1. Die Weigerung beinahe aller kommentierenden KollegInnen die Aktion im 
Kontext der lokalen Arbeit zu betrachten. Es herrscht offensichtlich die irrige 
Annahme, die Kommunikation zwischen einer Bibliothek und der Stadtgesellschaft 
beschränke sich auf Schilder an der Bibliothekstür und damit auch auf Bilder 
bei Facebook. Ein Blick auf die Homepage der Stadtbücherei Nordenham ordnet 
diese Aktion relativ sichtbar und einfach in einen lokalen Kontext bzw. in 
bereits bekannte Kommunikations- und Aktionsformen ein. So betrachtet bleibt es 
ganz sicher diskussionswürdig, war ebenso sicher nicht der einfachste Weg, und 
ist aber noch viel sicherer mit wesentlich weniger Hektik und Ablehnung zu 
betrachten.

2. Die gefühls- und marketingorientierte Sichtweise auf bibliothekarische 
Arbeit gewinnt weiter an Fahrt. Was sich hier erneut zeigt, ist die 
inhaltsleere Glückseeligkeitssucht des wahllos auf jeden Hype aufspringenden 
Bibliothekszirkusses. Die Überbetonung der Bibliothek als Treffpunkt und die 
damit verbundene Notwendigkeit Hypes nutzen zu müssen um sichtbar zu sein, ist 
dabei nur ein Aspekt. Mir ist aber offensichtlich der Teil der Fachdiskussion 
entgangen, der die zentrale Aufgabe der Vermittlung von Informationen als 
redundant erklärt hat. Die Annahme freie Zugänge zu Informationen würden 
ausreichen um Offenheit zu garantieren ist dabei ebenso überheblich und 
bildungsbürgerlich, wie es einst gute Literatur definierende BibliothekarInnen 
waren.

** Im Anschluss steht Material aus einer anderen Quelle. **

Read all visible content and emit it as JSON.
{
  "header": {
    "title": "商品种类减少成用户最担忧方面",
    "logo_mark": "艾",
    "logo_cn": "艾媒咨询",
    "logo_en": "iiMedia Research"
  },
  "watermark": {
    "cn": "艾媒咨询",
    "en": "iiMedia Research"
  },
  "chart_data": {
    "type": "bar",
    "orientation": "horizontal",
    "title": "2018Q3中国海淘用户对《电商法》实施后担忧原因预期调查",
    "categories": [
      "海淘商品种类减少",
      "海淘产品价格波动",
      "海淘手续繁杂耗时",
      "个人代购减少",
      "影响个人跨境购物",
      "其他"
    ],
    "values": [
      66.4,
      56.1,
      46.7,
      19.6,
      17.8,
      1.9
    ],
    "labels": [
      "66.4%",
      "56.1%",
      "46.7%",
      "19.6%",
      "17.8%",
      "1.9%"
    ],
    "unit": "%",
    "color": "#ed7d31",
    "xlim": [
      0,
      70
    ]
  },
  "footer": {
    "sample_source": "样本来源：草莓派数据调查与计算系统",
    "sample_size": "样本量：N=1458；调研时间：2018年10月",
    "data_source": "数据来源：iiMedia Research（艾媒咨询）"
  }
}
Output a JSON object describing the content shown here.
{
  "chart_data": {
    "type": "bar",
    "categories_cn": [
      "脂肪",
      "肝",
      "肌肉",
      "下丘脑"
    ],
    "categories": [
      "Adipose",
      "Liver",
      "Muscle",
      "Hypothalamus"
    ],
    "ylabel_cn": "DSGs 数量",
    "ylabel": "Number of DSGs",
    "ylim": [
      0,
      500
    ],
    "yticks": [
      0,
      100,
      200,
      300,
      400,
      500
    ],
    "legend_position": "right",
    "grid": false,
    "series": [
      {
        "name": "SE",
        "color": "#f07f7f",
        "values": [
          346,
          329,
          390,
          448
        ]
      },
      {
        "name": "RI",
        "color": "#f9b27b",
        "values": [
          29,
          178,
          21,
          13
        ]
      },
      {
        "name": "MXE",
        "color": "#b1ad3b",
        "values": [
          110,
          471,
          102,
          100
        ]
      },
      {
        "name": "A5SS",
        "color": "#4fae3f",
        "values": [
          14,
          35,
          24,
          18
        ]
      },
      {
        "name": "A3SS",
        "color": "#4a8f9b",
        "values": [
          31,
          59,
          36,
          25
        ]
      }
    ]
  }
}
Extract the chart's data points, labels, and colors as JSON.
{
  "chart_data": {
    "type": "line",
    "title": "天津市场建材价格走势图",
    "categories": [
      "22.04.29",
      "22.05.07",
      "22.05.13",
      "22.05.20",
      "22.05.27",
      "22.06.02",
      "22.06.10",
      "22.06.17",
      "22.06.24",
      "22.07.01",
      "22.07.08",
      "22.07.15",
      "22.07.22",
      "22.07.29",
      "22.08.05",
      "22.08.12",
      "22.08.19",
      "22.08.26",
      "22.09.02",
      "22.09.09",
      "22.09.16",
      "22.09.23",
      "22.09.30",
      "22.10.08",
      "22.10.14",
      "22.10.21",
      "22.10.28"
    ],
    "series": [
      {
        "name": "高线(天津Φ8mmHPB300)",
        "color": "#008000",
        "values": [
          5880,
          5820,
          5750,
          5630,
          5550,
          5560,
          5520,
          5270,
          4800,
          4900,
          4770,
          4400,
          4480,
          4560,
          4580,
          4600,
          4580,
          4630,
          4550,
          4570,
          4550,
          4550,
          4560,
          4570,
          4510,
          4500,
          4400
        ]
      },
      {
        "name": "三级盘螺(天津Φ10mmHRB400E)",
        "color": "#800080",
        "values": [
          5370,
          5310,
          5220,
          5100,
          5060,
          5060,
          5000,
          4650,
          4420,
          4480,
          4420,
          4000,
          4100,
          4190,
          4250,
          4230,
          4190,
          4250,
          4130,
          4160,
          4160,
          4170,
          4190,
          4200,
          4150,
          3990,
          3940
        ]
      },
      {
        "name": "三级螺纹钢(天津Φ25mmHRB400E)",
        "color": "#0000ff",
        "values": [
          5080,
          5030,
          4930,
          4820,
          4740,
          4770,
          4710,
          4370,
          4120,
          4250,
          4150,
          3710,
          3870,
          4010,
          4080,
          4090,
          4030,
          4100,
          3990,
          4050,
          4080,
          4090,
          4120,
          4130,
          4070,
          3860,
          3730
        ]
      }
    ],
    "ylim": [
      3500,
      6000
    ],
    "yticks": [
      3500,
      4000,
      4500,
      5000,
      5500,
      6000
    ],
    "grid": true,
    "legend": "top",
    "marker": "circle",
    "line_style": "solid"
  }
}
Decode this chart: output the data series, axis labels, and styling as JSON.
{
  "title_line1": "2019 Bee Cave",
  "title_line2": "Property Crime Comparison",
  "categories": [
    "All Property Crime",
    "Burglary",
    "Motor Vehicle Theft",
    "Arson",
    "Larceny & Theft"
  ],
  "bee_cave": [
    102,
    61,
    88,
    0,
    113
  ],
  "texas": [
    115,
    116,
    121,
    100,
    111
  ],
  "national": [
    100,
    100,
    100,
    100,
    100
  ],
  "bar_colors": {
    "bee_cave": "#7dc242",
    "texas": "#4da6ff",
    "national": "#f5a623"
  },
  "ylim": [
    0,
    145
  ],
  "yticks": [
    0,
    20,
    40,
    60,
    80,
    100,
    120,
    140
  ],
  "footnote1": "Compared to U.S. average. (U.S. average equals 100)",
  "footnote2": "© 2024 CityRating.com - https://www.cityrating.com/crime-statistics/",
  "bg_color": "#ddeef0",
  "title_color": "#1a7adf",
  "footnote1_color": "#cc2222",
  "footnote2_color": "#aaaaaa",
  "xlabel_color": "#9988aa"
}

Man kann Verantwortung, Kritik und Spaß gleichzeitig vermitteln und man 
darf gernen über den Hype hinaus Fachliteratur nutzen.

Festzuhalten bleibt: Nordenham hat es geschafft eine Diskussion zu vielen 
Punkten auszulösen, die angesichts der Form und des Inhalts der (Facebook-) 
Kommentare aus der Bibliothekswelt mehr über uns selbst aussagt, als über das 
Spiel. Aber es gab eine Diskussion. Ich werbe dafür sich ehrlich zu fragen, 
welche andere Bibliothek überhaupt eine Diskussion angestrengt hat. Auch die am 
Pokémon-Hype orientierte Handlungsempfehlung der Fachstelle aus NRW hat erst 
auf Nachfrage Links zu Datenschutz etc. betreffenden Seiten in ihren Artikel 
eingefügt. Es war also offensichtlich nicht mal Teil einer möglichen 
Handlungsstrategie.

Zum Abschluß noch die Frage: wie kommt man darauf die Erklärung einer Pokémon 
freien Zone als Ausschluß ganzer Zielgruppen zu werten? Die armen MusikerInnen, 
die beim Verbot von Handys in ihren Veranstaltungen quasi niemanden mehr 
erreicht. Ich empfehle da ein bisschen mehr Lockerheit.

Es ist nicht in Ordnung, als Bilbiothek unkritisch gesellschaftliche 
Entwicklungen zu begleiten. Wir können Standpunkte einnehmen und 
Diskussionsflächen bieten, also ein demokratischer Ort sein. Das macht uns 
durchaus angreifbar. Ist das ein Problem?